Published by Daily Mail
He didn’t use the word ‘Reich’, of course: he’d be sensitive to shadowy historical undertones and averse to Godwin’s tendencies. But by warning that Germany risks being the centre of an ‘empire’ that ‘caused the collapse of the eurozone’, he certainly raises the spectre of a Fourth Reich, doubtless to the delight of those who have long believed that the ECSC/EEC/EC/EU is just a German racket to achieve by incremental treaties what they could not accomplish with bombs and bullets.
‘Soros warnt vor deutschem Weltreich’, read headlines in the German press. According to the multi-billionaire financier, the Reich re-emerges as the mechanism for effecting German foreign and economic policy: it is the kingdom or realm for the realisation of the dreams of kaisers long gone and chancellors not so long gone.
This won’t go down at all well with Chancellor Merkel, who is already enduring the cruel indignity of being portrayed in the Greek media (not to mention one or two British newspapers) as a Nazi. This is an appalling caricature and a gross injustice, liable only to stoke anti-German sentiment and lead to racial riots. If there is a conspiracy, it is being hatched in Brussels, not Berlin. There is no sense at all in which Chancellor Merkel’s patriotism is heir to Chancellor Hitler’s nationalism: and yet both may be perceived and interpreted as aggressive assertions of German imperialism.
But when you’re omnipotent in the money-markets and perfectly able to bring down national currencies to determine which governments rise and fall (as Soros did with the Major/Lamont foray into the ERM), you’re not obliged to consider trivial political sensitivities or spare impotent politicians a little personal embarrassment. It is their democratic vocation to be buffeted by market ‘events’; it is the calling of the wealthy elite (in accordance with elite doctrine) to restore stability, effect equilibrium and rescue the world – even (or preferably) at the expense of democracy.

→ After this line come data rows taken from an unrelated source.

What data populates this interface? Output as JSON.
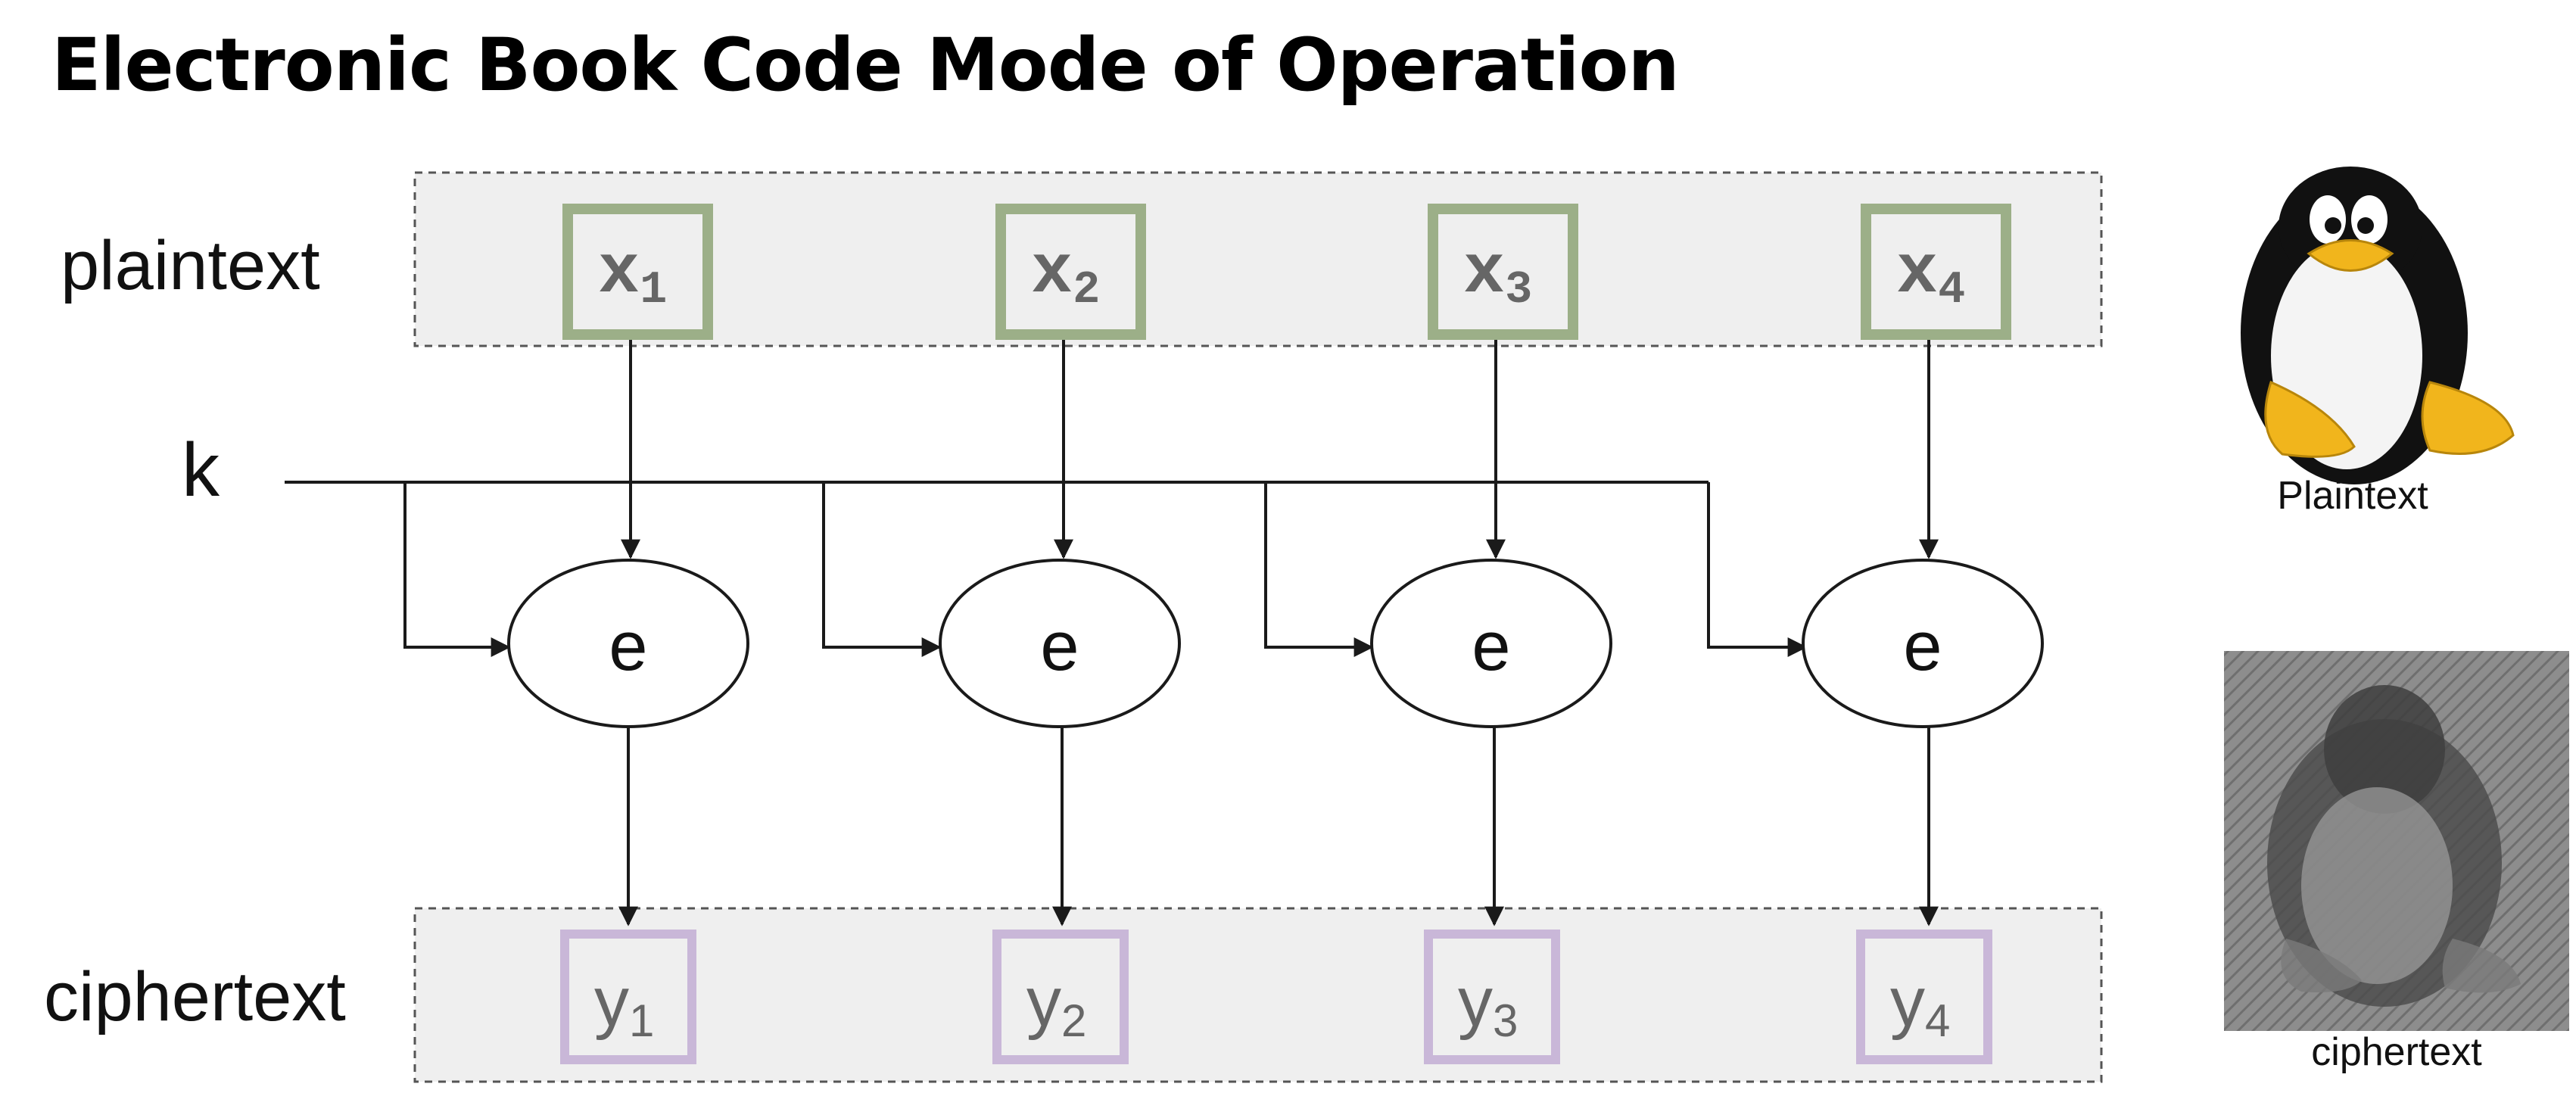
{
  "title": "Electronic Book Code Mode of Operation",
  "labels": {
    "plaintext": "plaintext",
    "ciphertext": "ciphertext",
    "key": "k"
  },
  "inputs": [
    {
      "base": "x",
      "sub": "1"
    },
    {
      "base": "x",
      "sub": "2"
    },
    {
      "base": "x",
      "sub": "3"
    },
    {
      "base": "x",
      "sub": "4"
    }
  ],
  "encrypt_label": "e",
  "outputs": [
    {
      "base": "y",
      "sub": "1"
    },
    {
      "base": "y",
      "sub": "2"
    },
    {
      "base": "y",
      "sub": "3"
    },
    {
      "base": "y",
      "sub": "4"
    }
  ],
  "images": {
    "plaintext_caption": "Plaintext",
    "ciphertext_caption": "ciphertext"
  },
  "colors": {
    "input_box": "#9caf88",
    "output_box": "#c9b7d8",
    "band_fill": "#efefef",
    "line": "#1a1a1a"
  }
}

George Soros essentially agrees with the economic theory of David Cameron and George Osborne that there must be a European ‘fiscal authority’ to impose the regulatory discipline of a debt reduction programme on member states. Such an authority implements the de facto economic governance of the eurozone, which amounts to de jure political government. This is the only means of averting financial crisis: the euro, Soros avers, ‘threatens to destroy the European Union’. His view is that monetary union should have been preceded by political union: while Germany was struggling with the financial complexities and disciplinary structural consequences of reunification, countries like Ireland and Greece were enjoying cheap-credit booms. A one-size-fits-all interest rate was never going to work among such divergent economies: while Germany became a competitive creditor rich in assets, the PIIGS (Portugal, Ireland, Italy, Greece and Spain) became decidedly uncompetitive debtors with considerable liabilities.
It is ironic that the euro – the ultimate symbol of European political union – has become synonymous with economic crisis, break-up and disunity. The common currency has revealed that the disparate and divergent peoples of Europe don’t actually feel that they have an awful lot in common with each other after all. Soros observes that financial institutions are reordering their European exposure along national lines just in case the region splits apart. It is interesting to observe that the regional splits in fiscal fragmentation echo the divisions within Christendom, with the Greek (Orthodox) about to exit; Spain, Italy, Ireland and Portugal (Roman Catholic) are all bust; while Germany, Britain, the Netherlands and Scandinavian countries (Protestant) are all instinctively reverting to expressions of national individualism above continental social collectivism.
It is, of course, important to reject naïve assumptions about Protestantism and liberty – the movement has historically been decidedly anti-liberal and ideologically authoritarian to the point of Calvinist inquisition. But Soros is positively papal in his ex cathedra pronouncement of the need to set aside national borders to heal the soul of Europe as a whole. Without German leadership and Bundesbank intervention, there will be economic turmoil followed by EU political disintegration.
The poor German people can have no say in this: there can be no potential veto by the ignorant demos which impinges upon the omniscient kratos of the elite. We are well beyond whitewash and temporary sticking plaster: the intervention must be decisive, radical and permanent. Without it, Soros prophesies, the fall of the common currency would ‘almost certainly lead to a collapse of the Schengen Treaty, the common market, and the European Union itself’.
Well, thank God for that, some might say.
But the likelihood is that the euro will survive, not least because Germany isn’t about to permit the PIIGS to default on a €trillion worth of debts and so imperil her economic might: ‘…a return to the Deutschemark would likely price Germany out of its export markets – not to mention the political consequences.’
Soros is persuaded that Germany will do what is necessary to preserve the euro – but only just. This will produce a eurozone dominated by a booming German taskmaster in northern Europe fiscally lording it over the bust states in the south, which will be locked in perpetual depression and mired in insurmountable indebtedness. Thus, he warns, the visionary European Union which ‘fired people’s imagination’ will become ‘a German empire with the periphery as the hinterland’.
Perhaps Nick Ridley was right after all.